L'Explication Prémisse
Le contrat de professionnalisation peut inclure une période de travail ou de formation à l'étranger, mais cette mobilité a des limites et des règles précises : elle ne peut pas durer plus d'un an ni représenter plus de la moitié de la durée totale du contrat. Le contrat peut, si besoin, être prolongé jusqu'à 24 mois. Avant de partir, les parties (employeur, salarié, organisme de formation français et la/les structures d'accueil à l'étranger) doivent signer une convention qui organise la mobilité (responsabilités, conditions de travail, protection sociale, organisation de la formation). Deux modalités existent : la “mise en veille” (le contrat est suspendu et la structure d'accueil applique son droit social et sa sécurité sociale) ou la “mise à disposition” (le bénéficiaire est affecté à l'étranger mais des règles particulières s'appliquent). Des dérogations permettent, pour certaines mobilités en organisme de formation partenaire, de simplifier la convention entre l'employeur, le bénéficiaire et l'organisme de formation français.
Exemple concret : Une PME française embauche Marie en contrat de professionnalisation de 12 mois pour devenir technicienne qualité. L'employeur et l'organisme de formation conviennent d'une mobilité de 6 mois dans une filiale en Espagne (cette durée correspond à la moitié du contrat et reste inférieure à 1 an).

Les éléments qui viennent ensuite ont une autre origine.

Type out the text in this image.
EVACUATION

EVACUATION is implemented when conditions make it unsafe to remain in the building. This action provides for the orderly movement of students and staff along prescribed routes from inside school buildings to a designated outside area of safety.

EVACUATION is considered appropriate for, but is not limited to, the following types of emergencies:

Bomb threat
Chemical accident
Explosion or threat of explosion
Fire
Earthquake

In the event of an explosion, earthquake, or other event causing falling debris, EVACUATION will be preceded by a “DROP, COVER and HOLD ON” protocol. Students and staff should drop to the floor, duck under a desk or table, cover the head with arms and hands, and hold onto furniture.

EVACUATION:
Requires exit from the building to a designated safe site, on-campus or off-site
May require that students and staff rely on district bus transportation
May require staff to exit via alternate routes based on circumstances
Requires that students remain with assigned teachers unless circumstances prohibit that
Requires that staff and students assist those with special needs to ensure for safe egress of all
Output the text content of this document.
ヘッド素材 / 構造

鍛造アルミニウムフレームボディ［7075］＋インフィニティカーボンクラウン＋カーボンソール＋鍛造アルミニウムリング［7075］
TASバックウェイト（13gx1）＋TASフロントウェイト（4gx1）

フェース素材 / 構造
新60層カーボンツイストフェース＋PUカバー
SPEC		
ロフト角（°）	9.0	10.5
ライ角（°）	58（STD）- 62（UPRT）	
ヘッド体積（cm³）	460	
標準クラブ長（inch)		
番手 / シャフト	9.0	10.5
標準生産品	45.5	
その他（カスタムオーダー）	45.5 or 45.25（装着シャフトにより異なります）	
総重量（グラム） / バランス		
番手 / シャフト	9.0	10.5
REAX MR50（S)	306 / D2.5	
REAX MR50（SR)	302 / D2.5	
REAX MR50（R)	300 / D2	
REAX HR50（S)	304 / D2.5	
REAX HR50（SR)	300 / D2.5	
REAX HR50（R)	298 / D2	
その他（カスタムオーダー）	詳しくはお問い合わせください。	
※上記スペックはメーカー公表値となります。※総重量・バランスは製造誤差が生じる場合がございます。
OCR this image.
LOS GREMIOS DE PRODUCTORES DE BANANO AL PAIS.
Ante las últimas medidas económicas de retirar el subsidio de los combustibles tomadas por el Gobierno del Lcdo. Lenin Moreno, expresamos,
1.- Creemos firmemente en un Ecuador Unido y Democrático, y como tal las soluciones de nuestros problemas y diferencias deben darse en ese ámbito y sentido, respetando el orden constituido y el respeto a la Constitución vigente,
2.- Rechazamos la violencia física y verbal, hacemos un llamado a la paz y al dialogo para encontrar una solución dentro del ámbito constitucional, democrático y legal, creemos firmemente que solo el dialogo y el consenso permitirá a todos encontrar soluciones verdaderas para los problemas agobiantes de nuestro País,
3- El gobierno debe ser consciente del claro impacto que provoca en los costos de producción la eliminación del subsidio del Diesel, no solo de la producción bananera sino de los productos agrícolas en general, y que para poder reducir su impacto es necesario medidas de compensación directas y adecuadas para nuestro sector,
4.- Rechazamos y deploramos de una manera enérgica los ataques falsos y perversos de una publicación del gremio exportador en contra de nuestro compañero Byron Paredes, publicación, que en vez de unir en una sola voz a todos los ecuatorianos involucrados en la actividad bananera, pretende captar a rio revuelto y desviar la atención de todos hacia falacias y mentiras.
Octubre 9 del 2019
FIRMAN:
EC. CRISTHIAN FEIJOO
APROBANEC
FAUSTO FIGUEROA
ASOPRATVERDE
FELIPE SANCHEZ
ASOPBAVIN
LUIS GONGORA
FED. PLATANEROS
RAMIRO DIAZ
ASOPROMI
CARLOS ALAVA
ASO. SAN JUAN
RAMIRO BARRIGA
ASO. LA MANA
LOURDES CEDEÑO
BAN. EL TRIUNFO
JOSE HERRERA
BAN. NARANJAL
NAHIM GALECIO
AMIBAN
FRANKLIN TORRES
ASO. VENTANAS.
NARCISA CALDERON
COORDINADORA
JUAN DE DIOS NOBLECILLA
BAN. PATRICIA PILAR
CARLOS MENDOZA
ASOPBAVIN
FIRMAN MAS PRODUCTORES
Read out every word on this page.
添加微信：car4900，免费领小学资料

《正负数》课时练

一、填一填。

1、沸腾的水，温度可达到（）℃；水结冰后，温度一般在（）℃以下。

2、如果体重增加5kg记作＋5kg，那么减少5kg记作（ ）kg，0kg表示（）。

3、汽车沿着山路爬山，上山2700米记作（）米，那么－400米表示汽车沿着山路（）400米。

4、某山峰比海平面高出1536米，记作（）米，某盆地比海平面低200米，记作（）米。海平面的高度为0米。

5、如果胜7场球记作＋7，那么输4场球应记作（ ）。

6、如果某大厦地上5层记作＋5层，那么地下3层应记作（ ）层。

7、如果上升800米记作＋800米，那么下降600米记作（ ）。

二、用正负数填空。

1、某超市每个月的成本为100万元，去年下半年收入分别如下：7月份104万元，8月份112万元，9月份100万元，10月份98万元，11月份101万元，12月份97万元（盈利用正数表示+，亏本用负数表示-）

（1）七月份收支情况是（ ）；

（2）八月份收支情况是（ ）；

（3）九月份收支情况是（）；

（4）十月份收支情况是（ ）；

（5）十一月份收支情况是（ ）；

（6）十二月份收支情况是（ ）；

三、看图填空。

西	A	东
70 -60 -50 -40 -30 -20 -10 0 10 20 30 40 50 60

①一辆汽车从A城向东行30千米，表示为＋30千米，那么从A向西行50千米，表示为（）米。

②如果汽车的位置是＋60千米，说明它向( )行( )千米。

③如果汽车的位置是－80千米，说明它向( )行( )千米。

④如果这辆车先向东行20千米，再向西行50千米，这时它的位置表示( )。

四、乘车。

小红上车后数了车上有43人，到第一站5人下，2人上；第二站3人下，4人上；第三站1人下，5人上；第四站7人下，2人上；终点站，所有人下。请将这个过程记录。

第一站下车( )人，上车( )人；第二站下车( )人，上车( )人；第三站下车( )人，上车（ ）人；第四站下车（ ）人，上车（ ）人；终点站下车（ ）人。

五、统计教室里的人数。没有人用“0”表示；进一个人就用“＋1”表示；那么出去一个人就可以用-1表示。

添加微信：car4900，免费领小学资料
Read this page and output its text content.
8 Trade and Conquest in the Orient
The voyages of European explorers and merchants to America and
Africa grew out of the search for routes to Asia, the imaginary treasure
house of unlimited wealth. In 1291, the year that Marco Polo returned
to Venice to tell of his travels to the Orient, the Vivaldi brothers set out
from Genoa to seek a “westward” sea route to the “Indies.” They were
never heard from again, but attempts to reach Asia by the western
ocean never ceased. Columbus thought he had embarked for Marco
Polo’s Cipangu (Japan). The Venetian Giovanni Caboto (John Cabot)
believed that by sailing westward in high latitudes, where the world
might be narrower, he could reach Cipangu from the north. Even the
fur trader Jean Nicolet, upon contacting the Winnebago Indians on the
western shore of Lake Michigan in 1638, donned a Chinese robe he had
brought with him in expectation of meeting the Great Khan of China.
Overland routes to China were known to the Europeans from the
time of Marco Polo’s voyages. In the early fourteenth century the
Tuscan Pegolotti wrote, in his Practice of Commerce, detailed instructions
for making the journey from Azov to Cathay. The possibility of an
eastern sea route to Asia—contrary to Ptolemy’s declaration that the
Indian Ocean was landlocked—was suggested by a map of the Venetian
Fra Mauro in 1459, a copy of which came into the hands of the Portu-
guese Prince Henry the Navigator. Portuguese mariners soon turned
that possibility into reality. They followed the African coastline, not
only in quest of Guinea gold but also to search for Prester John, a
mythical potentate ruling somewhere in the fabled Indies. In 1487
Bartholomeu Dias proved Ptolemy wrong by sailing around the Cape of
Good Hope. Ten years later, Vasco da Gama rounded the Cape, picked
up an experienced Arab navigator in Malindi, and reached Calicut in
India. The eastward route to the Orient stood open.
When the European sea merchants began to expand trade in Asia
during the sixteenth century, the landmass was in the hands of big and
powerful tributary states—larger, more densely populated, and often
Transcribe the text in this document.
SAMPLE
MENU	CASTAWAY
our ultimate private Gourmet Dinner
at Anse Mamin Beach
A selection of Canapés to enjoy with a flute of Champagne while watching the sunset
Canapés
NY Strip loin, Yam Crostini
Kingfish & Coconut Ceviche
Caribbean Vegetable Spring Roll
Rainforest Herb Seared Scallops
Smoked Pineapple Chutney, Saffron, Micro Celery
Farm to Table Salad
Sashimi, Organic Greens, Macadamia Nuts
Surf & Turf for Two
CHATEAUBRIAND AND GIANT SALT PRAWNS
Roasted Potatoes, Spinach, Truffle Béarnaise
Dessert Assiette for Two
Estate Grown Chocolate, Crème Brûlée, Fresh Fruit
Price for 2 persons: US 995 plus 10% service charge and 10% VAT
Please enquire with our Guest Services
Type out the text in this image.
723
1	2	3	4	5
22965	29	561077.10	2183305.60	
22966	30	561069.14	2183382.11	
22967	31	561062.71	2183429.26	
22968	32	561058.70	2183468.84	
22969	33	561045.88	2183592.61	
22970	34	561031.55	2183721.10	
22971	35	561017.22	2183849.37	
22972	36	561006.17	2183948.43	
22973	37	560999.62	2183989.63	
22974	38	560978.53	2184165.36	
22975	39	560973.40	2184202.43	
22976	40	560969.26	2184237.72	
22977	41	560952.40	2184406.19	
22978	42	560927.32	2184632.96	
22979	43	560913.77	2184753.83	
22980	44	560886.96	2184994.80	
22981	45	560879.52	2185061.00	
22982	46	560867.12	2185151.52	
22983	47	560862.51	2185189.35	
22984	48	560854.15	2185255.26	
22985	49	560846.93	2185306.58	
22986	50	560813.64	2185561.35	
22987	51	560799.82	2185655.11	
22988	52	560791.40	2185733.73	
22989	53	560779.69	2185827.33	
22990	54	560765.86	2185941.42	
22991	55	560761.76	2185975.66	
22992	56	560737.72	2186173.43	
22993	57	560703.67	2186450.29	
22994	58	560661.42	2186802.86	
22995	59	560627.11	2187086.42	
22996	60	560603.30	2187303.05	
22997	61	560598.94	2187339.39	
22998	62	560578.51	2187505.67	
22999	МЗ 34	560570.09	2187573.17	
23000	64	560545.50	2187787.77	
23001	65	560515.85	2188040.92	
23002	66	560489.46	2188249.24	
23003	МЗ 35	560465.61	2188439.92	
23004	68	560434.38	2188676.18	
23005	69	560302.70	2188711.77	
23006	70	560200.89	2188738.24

Avant le départ, ils signent une convention précisant : dates et durée de la mobilité, répartition des responsabilités en matière de santé/sécurité, modalités de la formation, et couverture sociale. En Espagne, Marie a le statut de salariée de la filiale : la filiale est responsable des conditions de travail et Marie relève du régime espagnol de sécurité sociale pendant la mobilité. À son retour en France, elle reprend sa formation et son contrat initial.
- Durée maximale de la mobilité : 1 an et au maximum la moitié de la durée totale du contrat.
- Durée totale du contrat : peut être portée jusqu'à 24 mois pour permettre ou encadrer la mobilité.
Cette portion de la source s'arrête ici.